I would do this (assuming they are like my old sl carbs):

Pick one and turns its idle speed screw in enough to raise the overall rpm "enough". Then adjust the idle mixture for maximum rpm without touching the idle speed screw. Once you get it to that max, turn its idle speed back down to "enough". repeat. Then set its idle speed back to even with the others.

Do this carb to carb.

I don't know why, maybe gas formulas, but I seem to have to do this every summer and every winter.

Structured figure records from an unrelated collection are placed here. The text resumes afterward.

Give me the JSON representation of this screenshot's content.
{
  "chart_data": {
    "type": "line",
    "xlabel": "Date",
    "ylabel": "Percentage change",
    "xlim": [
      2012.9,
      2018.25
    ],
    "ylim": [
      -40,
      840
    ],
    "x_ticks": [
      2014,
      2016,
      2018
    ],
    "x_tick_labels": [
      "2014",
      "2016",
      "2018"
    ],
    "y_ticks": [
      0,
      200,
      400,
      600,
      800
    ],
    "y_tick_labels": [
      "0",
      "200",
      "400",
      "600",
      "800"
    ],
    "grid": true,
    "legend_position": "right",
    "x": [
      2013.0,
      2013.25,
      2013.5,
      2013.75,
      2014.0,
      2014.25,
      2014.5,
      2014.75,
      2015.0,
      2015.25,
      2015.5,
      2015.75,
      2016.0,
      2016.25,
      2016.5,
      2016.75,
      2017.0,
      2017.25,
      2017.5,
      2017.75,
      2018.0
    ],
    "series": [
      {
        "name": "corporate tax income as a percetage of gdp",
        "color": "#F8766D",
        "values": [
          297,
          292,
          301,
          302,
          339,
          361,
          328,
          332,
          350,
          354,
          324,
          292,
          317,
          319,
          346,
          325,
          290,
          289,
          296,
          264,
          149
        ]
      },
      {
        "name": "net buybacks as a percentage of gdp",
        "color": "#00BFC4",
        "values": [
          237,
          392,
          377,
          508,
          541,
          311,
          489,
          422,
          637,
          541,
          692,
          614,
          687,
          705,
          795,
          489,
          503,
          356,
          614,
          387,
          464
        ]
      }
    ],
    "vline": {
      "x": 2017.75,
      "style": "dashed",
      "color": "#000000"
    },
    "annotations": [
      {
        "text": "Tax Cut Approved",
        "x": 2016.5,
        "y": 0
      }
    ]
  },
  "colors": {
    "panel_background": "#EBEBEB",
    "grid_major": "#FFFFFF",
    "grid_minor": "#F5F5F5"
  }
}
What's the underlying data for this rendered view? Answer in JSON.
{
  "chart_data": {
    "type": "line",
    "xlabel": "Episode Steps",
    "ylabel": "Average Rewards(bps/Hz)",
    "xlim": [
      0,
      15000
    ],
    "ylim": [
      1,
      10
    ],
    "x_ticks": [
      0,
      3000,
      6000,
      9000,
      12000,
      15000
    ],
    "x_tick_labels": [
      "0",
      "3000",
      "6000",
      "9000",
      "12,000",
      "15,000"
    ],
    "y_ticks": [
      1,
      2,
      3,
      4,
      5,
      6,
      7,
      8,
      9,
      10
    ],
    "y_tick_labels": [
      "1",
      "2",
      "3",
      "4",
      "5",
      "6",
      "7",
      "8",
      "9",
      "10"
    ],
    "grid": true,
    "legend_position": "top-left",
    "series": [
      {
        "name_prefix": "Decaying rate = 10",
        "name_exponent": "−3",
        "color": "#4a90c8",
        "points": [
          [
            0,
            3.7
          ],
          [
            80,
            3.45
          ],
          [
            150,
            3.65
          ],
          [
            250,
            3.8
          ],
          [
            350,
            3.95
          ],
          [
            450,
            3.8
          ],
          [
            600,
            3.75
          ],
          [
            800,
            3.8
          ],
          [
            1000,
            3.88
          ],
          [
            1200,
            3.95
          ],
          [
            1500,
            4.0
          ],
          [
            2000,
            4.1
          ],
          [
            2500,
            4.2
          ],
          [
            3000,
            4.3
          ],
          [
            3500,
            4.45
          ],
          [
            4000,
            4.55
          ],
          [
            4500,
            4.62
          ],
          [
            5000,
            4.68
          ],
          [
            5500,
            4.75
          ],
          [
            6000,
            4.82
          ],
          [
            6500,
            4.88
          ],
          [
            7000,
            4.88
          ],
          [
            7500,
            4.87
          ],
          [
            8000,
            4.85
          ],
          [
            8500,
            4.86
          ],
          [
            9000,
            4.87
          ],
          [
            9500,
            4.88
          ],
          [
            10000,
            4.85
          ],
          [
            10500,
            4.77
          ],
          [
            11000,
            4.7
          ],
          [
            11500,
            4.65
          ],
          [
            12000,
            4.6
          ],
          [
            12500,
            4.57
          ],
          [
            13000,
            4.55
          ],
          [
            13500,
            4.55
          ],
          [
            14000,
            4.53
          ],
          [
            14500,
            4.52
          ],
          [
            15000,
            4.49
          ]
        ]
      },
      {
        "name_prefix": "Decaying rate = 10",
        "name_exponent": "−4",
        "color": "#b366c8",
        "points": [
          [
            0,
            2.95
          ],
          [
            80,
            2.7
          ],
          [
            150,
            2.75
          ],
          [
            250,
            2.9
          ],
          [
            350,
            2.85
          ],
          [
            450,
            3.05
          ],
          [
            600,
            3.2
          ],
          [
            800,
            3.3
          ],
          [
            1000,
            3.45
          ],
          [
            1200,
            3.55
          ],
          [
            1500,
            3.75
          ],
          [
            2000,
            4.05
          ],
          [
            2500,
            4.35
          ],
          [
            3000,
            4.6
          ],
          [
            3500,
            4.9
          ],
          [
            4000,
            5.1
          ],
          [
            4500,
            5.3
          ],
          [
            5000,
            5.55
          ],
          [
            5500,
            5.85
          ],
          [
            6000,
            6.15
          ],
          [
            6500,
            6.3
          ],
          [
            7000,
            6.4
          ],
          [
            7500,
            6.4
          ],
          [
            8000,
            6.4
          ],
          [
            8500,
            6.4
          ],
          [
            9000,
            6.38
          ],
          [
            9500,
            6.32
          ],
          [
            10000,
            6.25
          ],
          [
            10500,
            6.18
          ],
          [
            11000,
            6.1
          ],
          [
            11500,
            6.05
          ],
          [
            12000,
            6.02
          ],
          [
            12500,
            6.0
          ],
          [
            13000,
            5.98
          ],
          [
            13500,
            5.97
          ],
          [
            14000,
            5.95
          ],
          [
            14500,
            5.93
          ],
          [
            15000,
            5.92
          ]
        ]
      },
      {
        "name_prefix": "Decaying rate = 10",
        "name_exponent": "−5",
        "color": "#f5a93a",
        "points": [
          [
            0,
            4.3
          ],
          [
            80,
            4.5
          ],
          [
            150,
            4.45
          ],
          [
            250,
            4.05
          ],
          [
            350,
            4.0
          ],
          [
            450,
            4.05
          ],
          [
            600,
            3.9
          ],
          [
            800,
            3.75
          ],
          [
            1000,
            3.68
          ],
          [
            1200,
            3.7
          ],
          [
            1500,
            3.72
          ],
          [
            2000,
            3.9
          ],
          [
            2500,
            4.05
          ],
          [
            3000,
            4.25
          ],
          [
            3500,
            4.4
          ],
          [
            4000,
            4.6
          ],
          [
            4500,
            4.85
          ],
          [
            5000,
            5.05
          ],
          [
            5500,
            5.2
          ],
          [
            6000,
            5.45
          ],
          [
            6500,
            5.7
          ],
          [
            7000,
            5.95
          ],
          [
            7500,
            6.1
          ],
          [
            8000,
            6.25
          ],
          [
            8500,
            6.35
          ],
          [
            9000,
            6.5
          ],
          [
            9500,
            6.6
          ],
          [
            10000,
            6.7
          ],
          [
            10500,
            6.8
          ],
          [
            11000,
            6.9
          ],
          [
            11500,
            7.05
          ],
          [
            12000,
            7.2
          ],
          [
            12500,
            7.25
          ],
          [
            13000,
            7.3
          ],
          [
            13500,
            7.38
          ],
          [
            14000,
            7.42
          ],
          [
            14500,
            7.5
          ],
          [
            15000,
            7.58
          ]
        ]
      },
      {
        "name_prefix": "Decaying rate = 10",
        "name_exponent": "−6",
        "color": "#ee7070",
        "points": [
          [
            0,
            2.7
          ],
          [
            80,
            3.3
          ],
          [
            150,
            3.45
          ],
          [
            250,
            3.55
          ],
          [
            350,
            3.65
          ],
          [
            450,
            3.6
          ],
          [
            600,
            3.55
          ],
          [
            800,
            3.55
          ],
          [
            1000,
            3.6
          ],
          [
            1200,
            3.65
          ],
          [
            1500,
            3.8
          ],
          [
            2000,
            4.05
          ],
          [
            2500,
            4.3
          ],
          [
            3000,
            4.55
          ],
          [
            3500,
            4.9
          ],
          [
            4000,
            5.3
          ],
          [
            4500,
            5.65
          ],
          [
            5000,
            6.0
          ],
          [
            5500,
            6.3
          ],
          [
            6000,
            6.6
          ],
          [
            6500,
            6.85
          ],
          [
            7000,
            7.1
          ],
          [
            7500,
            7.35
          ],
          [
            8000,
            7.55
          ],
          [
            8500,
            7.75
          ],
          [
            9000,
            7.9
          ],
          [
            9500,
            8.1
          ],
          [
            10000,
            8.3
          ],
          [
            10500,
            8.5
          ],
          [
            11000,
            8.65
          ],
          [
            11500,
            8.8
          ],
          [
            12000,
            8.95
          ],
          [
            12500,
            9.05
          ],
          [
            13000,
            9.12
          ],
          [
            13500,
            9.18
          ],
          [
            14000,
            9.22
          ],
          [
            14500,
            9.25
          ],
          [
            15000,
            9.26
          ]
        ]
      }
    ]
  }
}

You might also treat with some Seafoam.

It is probably something that will work itself out in a hard days ride.
 
Don't know about the 400F, but the 550 I started on in 2007 would die to ethanol eating the factory rubber in the Honda rebuild kits. Westley Seals was able to match up the necessary parts with o-rings of a different material that resisted degradation from ethanol. When I put my wife's 400 together the first thing I did was have Westley set me up with the appropriate carb o-rings that resist ethanol. Never had a problem from the first time we cranked the engine. We always tried to find E0, but it just isn't available everywhere, and the bikes lost power but ran fine on E10 with no degradation over time with the appropriate o-ring material. Not that my wife cared about power--she preferred the look of 4 pipes to match my 550, so that's what she got. Be sure to change the o-rings of the petcock, too, and switch to ethanol resistant fuel lines. Found out about those on the 550.

I expect your new idle problems are from crud of some sort in the fuel system. Did you clean the petcock? Since all four carbs have problems I would expect the source in the tank or petcock. Might also be rust/dirt from the cap or gasket. Seen that before, big pain to figure out. Was the fuel clean when it went in the tank?

The relatively tiny passages of the 20mm Keihins are prone to pugging with the least bit of goop. Might want to prefilter fuel going in the tank and use a couple inline filters under the petcock.